Devotional Thoughts

Jesus: The Coming of Grace and Glory

We live between two epic events—in a meadow between two Mountains. Titus 2:11-14 says so. It’s a Christmas text. And a prophetic text. And a Christian-living text. And it’s under-appreciated.

Jesus’ First, Gracious Appearance: We Have a Savior! (v. 11)

Paul tells us in Titus 2:11 that Jesus’ first Advent was the incarnation of grace. God’s grace has “appeared” (the Greek word that is the source of epiphany). Grace has been revealed in a new and living way at the coming of Jesus to earth. Yes, God was gracious in the Old Testament. But grace incarnate came to Bethlehem, as John 1:14-17 reminds us over and over again. We sing that “joy has dawned” when Jesus was born. And it has. We sing that “love came down at Christmas.” And it did. But Jesus’ coming was—perhaps chiefly—an expression of grace. And it brought salvation that is offered to all people (which gives this passage, like so many others, an urgent missions emphasis).

Jesus’ Second, Glorious Appearance: We Have Hope! (v. 13)

Paul uses the epiphany motif again in Titus 2:13. There is another Advent, another appearance, and it is in the future. Christians live with the eager expectation of Jesus’ return to earth…not as a Sacrifice, but as a Sovereign. While the first Advent highlighted grace, the second will highlight God’s glory.

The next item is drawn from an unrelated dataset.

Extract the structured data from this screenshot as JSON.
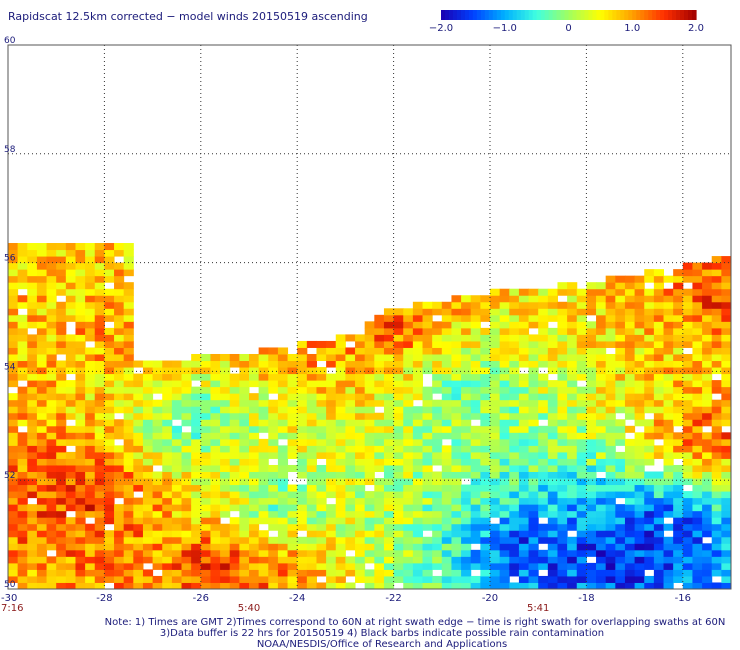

This glorious return of Jesus is our “blessed hope.” Jesus—both the great God and our Savior—will come again!

Jesus’ Ongoing Work in His People: We Have a Purpose! (vv. 12, 14) 

Paul’s point in reminding us of Jesus’ two Advents isn’t only to guarantee our doctrinal orthodoxy. While he often gives us doctrine followed by practical applications (as in Romans and Ephesians), here he uses doctrine in the middle of an ethical discussion. The grace that saves us also changes us. In both verses 12 and 14, he calls us first to fight sin (a negative focus) and to pursue a life of godliness and good works (a positive focus). Christian living isn’t merely an ethic of avoidance: don’t do bad things. Instead, it’s a transformation that results in godliness. Verse 14 powerfully tells us that Christ gave Himself to free us from sin, not only to forgive us for sin. He purchased us to be pure, zealous for good works, and His own.

Christ came. Christ will come. And Christians live every day—fighting sin and pursuing holiness—by remembering both. What a Savior!